The Motherf**ker with the Hat
Flor De Liz Perez and Alec Newman in 'The Motherf**ker with the Hat'. Photo: Mark Douet © Mark Douet

The programme for Stephen Adly Guirgis’s blisteringly funny, raucously rude and unexpectedly tender play about love and addiction has two strategically placed stars in the title. It’s as well it doesn’t reproduce a passage of text: it would resemble the Milky Way.

Guirgis’s characters curse hard, often and with enthusiasm, yet there is a curious innocence about them. Over the course of Indhu Rubasingham’s fizzing, beautifully acted new production (the play’s UK premiere) you grow fond of these flawed individuals fighting to subdue their demons and put up a credible front as adults.

It starts all sweetness and light as Jackie, ex-con and dealer with more habits than a nunnery, rolls in to see his childhood sweetheart Veronica. After 22 months inside he is a new man: sober, straight, the bearer of good news — he’s got a job — and flowers. But there’s a crackling tension in the air. Sure enough, it takes one small thing — a stranger’s hat in the middle of Veronica’s tiny, mussed up Times Square bedsit — to send Jackie off course.

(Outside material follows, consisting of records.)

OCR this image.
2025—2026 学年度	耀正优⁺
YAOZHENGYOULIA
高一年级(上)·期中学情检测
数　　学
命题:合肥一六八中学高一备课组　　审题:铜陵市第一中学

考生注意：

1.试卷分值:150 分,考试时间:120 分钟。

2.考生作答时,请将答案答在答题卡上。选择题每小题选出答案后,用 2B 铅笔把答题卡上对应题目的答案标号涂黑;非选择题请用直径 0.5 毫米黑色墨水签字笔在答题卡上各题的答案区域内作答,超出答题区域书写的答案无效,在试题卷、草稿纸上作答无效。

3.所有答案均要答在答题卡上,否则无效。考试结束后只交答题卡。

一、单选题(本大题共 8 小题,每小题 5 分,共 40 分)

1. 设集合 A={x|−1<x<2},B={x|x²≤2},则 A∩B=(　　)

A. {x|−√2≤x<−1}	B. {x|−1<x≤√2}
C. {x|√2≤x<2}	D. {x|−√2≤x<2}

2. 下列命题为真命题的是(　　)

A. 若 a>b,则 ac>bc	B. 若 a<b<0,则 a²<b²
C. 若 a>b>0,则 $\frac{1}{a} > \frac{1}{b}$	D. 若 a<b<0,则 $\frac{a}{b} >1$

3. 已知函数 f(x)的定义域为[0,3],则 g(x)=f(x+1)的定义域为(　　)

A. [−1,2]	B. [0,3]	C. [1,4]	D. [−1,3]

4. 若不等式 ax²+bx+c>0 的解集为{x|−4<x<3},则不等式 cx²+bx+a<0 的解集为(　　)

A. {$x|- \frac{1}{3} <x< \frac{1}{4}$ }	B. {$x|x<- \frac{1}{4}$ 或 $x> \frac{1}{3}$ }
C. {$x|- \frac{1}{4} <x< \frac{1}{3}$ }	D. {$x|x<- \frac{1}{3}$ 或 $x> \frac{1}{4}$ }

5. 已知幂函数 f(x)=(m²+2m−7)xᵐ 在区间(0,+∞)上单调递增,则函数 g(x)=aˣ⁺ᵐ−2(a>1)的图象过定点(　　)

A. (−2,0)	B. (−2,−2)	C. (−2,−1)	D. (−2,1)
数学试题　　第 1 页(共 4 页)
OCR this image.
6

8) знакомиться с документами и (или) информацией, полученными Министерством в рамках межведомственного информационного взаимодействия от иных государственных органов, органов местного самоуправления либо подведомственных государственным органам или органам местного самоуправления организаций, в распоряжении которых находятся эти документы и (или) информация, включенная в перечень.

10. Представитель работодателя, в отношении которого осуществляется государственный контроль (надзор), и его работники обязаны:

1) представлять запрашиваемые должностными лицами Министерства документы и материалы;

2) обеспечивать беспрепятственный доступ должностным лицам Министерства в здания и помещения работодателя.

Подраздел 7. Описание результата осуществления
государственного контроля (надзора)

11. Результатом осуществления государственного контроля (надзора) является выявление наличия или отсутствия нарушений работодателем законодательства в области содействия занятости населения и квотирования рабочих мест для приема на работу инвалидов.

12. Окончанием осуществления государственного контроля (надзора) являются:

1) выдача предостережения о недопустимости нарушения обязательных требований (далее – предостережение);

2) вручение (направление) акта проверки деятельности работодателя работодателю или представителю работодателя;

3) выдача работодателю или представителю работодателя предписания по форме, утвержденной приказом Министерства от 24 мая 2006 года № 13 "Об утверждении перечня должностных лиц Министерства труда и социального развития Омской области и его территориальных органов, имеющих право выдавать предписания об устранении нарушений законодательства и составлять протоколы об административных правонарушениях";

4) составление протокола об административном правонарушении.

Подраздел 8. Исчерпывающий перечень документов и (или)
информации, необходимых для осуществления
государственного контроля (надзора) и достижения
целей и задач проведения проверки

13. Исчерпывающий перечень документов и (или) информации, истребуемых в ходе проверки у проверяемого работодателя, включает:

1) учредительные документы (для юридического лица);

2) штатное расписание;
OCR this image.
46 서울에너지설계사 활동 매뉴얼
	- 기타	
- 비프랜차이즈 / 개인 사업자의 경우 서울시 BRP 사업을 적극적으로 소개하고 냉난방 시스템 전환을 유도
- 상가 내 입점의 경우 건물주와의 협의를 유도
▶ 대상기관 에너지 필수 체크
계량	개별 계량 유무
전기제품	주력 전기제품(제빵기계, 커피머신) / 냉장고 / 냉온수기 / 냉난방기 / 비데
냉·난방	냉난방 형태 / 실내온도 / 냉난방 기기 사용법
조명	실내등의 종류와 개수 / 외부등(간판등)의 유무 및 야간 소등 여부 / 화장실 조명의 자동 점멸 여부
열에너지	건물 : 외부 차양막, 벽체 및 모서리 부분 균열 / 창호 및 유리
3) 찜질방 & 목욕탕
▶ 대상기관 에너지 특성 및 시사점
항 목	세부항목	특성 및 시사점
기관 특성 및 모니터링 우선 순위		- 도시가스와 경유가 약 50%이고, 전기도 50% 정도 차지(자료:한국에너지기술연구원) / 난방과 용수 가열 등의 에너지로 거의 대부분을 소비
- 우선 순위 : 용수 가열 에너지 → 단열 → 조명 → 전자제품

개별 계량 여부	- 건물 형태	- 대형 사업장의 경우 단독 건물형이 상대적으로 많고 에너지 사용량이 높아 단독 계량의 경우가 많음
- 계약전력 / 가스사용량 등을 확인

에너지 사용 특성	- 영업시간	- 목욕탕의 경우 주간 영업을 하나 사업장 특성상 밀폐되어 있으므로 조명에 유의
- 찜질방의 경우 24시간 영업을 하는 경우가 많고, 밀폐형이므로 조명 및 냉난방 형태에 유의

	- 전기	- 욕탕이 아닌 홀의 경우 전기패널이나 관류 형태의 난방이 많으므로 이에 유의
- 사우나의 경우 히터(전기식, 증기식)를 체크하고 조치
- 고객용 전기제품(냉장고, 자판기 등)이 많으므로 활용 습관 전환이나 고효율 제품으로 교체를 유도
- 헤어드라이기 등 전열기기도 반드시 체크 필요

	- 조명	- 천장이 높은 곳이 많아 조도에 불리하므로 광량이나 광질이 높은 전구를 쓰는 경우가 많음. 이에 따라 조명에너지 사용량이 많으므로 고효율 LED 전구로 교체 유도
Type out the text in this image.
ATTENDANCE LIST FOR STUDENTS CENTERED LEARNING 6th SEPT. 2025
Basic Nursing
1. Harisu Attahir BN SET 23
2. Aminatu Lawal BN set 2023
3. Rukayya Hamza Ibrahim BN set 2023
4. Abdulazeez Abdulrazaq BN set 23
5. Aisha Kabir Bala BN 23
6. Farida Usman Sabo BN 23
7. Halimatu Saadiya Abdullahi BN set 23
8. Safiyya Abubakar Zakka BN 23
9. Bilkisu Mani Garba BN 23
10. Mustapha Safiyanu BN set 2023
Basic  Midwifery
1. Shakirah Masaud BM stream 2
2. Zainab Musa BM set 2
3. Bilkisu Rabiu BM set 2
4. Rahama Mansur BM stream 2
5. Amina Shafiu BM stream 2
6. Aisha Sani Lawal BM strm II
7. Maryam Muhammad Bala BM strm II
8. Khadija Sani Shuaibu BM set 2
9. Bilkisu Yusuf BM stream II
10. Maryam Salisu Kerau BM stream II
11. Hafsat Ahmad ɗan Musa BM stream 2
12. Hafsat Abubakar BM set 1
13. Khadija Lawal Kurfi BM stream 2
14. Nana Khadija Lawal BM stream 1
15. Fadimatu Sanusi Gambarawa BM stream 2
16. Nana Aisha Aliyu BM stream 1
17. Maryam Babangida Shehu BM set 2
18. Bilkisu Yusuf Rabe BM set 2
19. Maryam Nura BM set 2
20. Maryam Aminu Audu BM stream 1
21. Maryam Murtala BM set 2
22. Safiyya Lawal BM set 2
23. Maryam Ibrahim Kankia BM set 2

For the rest of the play, this big, bearlike New Yorker (superbly played by Ricardo Chavira) clings perilously to sobriety like a man on a rope bridge over a gully.

He’s not alone. Advice is easy to come by, as Jackie rattles round New York to his sponsor Ralph, who is awash with health drinks and self-help books, and to his cousin Julio, whose gentle, camp demeanour is at odds with his enthusiasm for martial arts.

But as the play unfolds, it becomes clearer just who is using whom and who is addicted to what. Ralph talks the talk about “nice nutritional beverages”, but his motives for separating Jackie from Veronica become increasingly murky. Alec Newman deftly picks his way through the character’s specious moral relativism as he tries to talk up betrayal as a favour.

There’s great work too from Nathalie Armin as Ralph’s acidly angry wife and from Flor De Liz Perez as damaged wildcat Veronica, while Yul Vázquez is wonderfully eccentric as Julio. Even Robert Jones’s set seems unstable: locations glide in and out of view and spindly New York fire escapes reach up out of the darkness as if taunting the characters struggling to climb out of their sorry selves. It’s a staging that delivers both the giddying, verbal virtuosity of the play and the undertow of pain beneath it.